Бартель удрученно смотрел на дочь:
– Ты намерена проводить теперь больше времени в своем книжном магазине?
– А ты – в своем кабинете?
– Советую тебе сменить тон. Как тебе идея открыть еще один магазин, в другом квартале? Ты думаешь о расширении бизнеса?
– Я торгую книгами не ради наживы, просто люблю находиться в окружении книг. Кстати, хочу позаимствовать у тебя одну книжку…
Манон встала из-за стола и выбежала из столовой, оставив отца одного. У нее не выходили из головы намеки Терезы. Их смысл стал ясен, стоило ей войти в библиотеку.
Там, на рояле, красовалась урна с прахом ее матери.
Манон на цыпочках подошла. Тишину нарушил ее отец, вошедший следом за ней.
– Она так любила музыку, лучшего места для нее не придумать, ты не находишь?
– Как она здесь оказалась?! – воскликнула Манон. – Ты никогда не оставишь ее в покое?
– После того, что произошло в колумбарии, я позаботился о ее безопасности.
Манон сменила тактику. Подойдя к отцу, она взяла его за руки:
– Папа, ты отлично знаешь, что причина не в этом. Мама больше не могла оставаться в этом доме, и не по твоей вине. Теперь ей здесь тем более не место. Перестань терзаться. Я тебя знаю, ты всегда гордился, что перед твоим напором ничто не устоит, и все же ни ты, ни кто-либо еще не в силах был помешать развитию ее болезни.
– Я ни разу ее не навестил, я не вынес бы, что она меня больше не узнает.
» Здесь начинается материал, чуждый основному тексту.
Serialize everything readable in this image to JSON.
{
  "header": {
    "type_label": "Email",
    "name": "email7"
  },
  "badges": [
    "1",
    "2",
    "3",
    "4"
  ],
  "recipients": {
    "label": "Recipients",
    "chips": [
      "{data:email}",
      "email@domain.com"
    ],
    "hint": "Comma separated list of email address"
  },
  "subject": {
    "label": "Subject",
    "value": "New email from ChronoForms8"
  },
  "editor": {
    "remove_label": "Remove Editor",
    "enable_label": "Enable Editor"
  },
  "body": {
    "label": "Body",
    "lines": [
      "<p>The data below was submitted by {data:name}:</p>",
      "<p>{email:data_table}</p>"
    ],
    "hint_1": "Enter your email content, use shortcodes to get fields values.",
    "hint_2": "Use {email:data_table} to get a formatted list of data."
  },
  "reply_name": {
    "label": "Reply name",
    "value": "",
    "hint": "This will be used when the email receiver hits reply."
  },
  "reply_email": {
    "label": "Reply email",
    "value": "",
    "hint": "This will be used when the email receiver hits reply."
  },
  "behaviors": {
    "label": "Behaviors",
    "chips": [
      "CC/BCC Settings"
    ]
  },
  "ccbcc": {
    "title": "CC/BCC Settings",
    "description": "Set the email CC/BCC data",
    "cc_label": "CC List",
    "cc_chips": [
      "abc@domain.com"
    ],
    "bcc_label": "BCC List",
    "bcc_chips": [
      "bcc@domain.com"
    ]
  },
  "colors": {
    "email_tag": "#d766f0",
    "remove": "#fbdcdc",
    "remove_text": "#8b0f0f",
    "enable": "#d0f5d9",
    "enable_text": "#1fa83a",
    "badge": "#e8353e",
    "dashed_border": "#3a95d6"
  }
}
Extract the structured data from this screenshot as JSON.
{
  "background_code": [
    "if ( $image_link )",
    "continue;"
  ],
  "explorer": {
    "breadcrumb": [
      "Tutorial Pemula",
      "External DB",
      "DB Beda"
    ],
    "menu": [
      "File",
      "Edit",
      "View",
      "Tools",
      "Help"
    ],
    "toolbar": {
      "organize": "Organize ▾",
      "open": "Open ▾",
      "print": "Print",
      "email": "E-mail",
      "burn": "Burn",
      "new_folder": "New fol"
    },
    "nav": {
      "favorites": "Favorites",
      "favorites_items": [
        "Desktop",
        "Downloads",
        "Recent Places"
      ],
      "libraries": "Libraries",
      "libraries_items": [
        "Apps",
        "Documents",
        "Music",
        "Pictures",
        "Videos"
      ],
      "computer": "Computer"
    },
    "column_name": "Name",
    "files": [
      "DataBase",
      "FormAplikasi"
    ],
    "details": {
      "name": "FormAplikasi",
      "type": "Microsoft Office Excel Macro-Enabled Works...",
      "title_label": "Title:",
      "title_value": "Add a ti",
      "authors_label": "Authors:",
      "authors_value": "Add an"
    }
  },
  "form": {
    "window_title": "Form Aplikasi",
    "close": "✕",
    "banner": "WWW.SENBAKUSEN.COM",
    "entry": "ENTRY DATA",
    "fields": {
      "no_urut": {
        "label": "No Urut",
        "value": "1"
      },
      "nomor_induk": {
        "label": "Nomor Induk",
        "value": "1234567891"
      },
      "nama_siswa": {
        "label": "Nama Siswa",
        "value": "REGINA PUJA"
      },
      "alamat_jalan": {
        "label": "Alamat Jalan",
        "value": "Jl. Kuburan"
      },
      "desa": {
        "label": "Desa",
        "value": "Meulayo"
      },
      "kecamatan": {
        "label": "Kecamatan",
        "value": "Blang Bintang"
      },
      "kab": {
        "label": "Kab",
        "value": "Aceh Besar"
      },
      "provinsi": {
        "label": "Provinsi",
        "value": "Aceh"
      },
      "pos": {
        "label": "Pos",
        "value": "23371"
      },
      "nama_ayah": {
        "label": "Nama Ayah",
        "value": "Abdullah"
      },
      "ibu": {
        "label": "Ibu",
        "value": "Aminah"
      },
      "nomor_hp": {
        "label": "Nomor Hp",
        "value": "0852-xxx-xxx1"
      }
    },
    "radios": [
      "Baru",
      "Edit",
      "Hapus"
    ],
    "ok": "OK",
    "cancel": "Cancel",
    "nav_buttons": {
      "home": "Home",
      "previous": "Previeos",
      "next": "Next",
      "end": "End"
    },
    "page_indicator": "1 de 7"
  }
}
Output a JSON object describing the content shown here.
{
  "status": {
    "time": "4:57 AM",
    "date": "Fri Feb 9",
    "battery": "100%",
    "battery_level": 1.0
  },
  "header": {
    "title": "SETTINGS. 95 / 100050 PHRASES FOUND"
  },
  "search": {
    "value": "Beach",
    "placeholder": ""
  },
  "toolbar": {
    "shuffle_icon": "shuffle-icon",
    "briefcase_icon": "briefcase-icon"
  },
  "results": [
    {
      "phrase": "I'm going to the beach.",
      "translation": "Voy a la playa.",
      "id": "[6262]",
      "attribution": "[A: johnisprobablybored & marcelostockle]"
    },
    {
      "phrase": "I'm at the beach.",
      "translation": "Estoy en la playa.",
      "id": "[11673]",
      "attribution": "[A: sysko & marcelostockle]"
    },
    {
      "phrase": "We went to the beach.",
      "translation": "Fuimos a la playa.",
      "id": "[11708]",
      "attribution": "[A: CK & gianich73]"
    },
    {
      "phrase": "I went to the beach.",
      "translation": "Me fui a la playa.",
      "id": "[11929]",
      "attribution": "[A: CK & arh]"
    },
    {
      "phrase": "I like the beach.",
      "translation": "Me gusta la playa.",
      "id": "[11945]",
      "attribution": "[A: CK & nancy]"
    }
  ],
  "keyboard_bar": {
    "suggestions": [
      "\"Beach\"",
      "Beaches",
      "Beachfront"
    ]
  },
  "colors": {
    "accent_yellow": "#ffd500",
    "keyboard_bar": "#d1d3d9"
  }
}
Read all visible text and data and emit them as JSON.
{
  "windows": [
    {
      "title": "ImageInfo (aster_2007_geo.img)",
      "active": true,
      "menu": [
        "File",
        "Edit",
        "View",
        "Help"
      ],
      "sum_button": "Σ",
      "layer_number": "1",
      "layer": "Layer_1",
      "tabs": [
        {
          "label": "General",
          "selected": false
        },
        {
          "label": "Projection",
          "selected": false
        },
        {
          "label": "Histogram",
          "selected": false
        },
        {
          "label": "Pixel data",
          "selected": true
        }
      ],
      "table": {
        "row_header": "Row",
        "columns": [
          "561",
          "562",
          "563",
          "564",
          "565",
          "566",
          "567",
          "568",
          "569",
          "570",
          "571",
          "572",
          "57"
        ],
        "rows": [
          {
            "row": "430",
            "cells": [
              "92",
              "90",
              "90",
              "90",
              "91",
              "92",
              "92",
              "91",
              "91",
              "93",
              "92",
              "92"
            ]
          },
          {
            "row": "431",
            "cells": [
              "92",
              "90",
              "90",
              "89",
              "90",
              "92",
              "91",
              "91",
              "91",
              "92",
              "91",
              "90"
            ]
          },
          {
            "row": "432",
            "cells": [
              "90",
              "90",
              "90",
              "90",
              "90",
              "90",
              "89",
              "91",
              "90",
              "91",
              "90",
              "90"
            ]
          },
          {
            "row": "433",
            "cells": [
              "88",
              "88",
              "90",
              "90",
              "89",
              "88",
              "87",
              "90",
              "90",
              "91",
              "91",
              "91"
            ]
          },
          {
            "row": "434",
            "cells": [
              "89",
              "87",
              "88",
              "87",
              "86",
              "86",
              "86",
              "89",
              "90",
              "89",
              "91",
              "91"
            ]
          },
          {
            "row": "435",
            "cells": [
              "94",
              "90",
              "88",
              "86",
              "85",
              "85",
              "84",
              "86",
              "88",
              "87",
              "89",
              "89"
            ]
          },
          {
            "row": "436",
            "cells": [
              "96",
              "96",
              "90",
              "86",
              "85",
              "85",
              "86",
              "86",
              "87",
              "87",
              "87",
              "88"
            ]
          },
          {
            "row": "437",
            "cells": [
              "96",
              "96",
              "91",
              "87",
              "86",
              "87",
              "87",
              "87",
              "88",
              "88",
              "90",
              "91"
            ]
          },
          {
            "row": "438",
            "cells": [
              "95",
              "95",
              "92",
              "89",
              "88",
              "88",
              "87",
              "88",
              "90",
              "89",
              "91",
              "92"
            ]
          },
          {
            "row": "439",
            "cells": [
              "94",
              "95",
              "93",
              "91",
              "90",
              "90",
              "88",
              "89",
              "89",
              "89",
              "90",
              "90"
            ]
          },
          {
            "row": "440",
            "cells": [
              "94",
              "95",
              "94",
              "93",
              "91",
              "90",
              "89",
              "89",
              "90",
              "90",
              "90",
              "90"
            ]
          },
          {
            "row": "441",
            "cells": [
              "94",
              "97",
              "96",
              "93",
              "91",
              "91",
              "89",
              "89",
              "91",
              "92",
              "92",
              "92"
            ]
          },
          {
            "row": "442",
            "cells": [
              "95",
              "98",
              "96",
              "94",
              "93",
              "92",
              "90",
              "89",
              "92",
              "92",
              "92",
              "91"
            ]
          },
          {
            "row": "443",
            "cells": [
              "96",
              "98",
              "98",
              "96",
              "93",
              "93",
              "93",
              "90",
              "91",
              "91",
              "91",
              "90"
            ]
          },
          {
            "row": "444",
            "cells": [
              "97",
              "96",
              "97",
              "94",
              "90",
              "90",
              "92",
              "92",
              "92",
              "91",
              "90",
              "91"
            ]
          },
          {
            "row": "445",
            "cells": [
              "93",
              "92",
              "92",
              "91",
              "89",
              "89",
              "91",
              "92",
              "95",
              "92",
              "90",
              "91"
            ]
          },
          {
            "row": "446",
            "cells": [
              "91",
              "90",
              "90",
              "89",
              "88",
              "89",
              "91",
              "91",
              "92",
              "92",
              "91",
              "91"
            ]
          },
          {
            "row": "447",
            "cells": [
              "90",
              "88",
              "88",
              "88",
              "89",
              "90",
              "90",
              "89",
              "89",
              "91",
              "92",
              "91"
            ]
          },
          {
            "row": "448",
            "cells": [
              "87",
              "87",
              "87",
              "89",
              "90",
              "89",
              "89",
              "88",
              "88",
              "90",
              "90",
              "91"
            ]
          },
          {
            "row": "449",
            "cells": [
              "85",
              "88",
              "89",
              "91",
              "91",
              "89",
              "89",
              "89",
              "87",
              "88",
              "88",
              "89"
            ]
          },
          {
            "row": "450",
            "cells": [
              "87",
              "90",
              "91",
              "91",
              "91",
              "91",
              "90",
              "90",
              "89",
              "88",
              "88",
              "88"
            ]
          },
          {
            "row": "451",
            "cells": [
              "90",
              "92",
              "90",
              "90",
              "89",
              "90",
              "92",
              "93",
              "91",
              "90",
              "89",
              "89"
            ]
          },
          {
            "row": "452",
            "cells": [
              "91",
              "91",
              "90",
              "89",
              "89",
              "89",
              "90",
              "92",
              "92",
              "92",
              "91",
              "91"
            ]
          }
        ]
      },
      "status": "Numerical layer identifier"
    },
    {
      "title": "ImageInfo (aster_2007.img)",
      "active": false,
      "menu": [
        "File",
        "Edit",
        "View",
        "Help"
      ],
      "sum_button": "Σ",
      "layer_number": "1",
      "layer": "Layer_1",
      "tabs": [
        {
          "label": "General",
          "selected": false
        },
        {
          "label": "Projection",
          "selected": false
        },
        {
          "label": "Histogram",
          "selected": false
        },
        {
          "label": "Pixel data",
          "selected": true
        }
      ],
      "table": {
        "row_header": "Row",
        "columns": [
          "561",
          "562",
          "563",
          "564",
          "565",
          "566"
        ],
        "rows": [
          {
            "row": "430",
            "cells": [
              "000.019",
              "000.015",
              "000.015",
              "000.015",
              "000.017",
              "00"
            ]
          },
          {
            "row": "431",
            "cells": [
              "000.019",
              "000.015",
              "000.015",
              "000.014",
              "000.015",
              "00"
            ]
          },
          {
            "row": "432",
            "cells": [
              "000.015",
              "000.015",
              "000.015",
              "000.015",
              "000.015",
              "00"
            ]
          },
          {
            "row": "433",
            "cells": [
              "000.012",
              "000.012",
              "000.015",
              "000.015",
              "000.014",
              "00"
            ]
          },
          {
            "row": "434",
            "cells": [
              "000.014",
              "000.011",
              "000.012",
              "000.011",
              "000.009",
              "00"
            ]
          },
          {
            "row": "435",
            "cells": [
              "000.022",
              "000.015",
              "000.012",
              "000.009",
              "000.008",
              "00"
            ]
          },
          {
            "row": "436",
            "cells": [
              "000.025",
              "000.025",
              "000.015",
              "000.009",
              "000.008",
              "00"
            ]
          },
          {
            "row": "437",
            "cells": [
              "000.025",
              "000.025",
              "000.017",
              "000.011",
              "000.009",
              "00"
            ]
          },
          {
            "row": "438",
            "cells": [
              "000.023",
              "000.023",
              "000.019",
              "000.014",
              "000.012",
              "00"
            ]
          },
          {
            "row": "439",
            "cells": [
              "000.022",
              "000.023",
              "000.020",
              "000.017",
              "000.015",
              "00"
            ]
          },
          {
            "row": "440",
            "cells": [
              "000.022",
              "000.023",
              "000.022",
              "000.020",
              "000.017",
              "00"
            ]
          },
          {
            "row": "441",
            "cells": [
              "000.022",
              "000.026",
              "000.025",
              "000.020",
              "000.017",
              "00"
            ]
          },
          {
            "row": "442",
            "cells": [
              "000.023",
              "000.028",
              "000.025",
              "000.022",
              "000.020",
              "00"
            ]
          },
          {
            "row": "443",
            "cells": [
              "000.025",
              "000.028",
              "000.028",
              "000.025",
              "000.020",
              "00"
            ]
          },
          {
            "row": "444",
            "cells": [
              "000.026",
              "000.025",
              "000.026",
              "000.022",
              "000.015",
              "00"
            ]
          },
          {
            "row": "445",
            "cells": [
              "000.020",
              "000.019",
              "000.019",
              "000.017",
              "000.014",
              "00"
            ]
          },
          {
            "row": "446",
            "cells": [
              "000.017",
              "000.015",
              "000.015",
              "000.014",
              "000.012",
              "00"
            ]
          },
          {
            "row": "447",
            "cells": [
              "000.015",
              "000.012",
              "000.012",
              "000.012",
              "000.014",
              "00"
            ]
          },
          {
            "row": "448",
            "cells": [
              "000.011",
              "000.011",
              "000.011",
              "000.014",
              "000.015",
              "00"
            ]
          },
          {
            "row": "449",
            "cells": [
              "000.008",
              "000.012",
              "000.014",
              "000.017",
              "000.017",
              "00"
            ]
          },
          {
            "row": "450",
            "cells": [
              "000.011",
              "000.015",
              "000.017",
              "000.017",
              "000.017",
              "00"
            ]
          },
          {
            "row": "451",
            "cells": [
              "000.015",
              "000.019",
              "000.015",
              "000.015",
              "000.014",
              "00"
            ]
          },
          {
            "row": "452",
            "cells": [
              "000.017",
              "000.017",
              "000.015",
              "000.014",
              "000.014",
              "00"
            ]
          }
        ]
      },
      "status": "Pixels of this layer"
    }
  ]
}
Я проявил непростительную, необъяснимую слабость. Это было выше моих сил, вот и все. Я часто садился в машину и ехал к ней, но перед воротами разворачивался и уезжал. У меня даже не было возможности попросить у нее прощения. Только сегодня, вернувшись, я сел вот на этот табурет и…
– Она простила тебя задолго до смерти, – перебила его Манон, видя, что глаза отца покраснели от горя. – У нее бывали моменты просветления, и мы это обсуждали. Она говорила, что так ей лучше, что она не хочет, чтобы ты видел ее в таком состоянии. Ей не хотелось, чтобы ты запомнил ее такой, она даже ругала себя за то, что не впускает тебя, называя себя эгоисткой.
– Она действительно так тебе говорила? – спросил Бартель.
Манон подтвердила кивком эту ложь во спасение.